There are other ongoing studies that involve the safety of triclosan. One is a study investigating the potential of developing skin cancer after a long-term exposure to triclosan in animals. Another is a study on the potential breakdown of triclosan to other chemicals on human skin after exposure to triclosan to ultraviolet (UV) rays. At this time, neither study has been completed.

Source: US Food & Drug Administration[3]


The Triclosan trial conducted on mice

In a study conducted at UMass Amherst[1:2], experimental mice were exposed to short-time treatment with triclosan at low doses. This was a control group of mice. The exposure led to low-grade colonic inflammation in the control group. Eventually, it led to the development of exaggerated colitis and colitis-linked colon cancer in the exposed mice.

“These results, for the first time, suggest that triclosan could have adverse effects on gut health.” - Guodong Zhang (University of Massachusetts-Amhurst, US)

Toxic effects at various dosages

So far, the research indicates that Triclosan can have toxic effects at high doses, but the health effects of lower concentrations on human exposure, remain unclear. In order to establish effects at different dosage levels, the UMass team fed mice with food containing different concentrations of triclosan for a period of three weeks.

The results of this trial demonstrated that the mice which were treated with the same concentration of triclosan as seen in human blood samples, displayed more systemic colon inflammation as compared to mice within the previous control group.
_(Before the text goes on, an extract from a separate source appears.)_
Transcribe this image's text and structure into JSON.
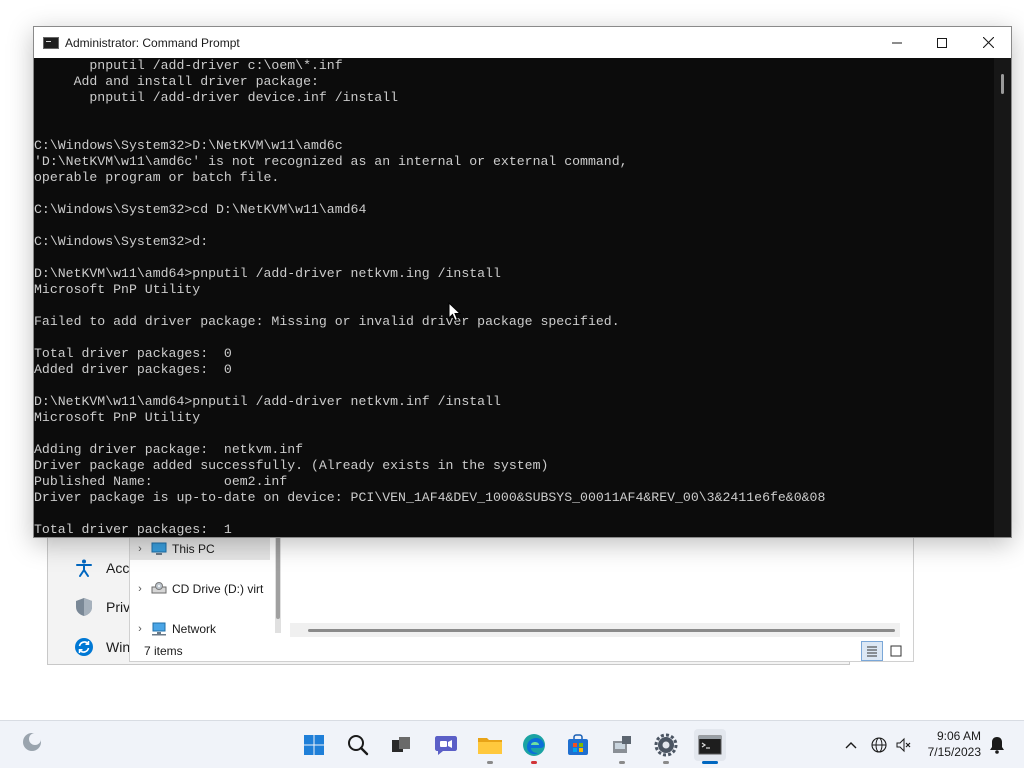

In the non-control groups, the severity of colon inflammation and inflammatory bowel disease (IBD) was also high, even at low exposure doses.

Tumor size increase & low survival rates

The same study showed that in a separate group of mice that had already developed colon cancer, exposure to triclosan decreased their survival rates and increased the tumor sizes.

The participating researchers have asserted that further studies are necessary in order to understand the complete impact of Triclosan on humans. It still needs to be determined whether colon cancer patients are at risk of further adverse effects due to Triclosan exposure in their daily food & hygiene habits.

Meanwhile, PLEASE READ the active ingredients of every consumer hygiene product that you use, such as toothpaste and hand-soaps in order to monitor and control personal exposure to Triclosan and other carcinogens.

Also, please make sure that kids do not get exposed to toothpaste variants containing Triclosan, because children often have a habit of 'eating' toothpaste as opposed to adults. Till the time further information is available about the exact nature of Triclosan effects on humans, parents should refrain from exposing their children to Triclosan-laden toothpastes.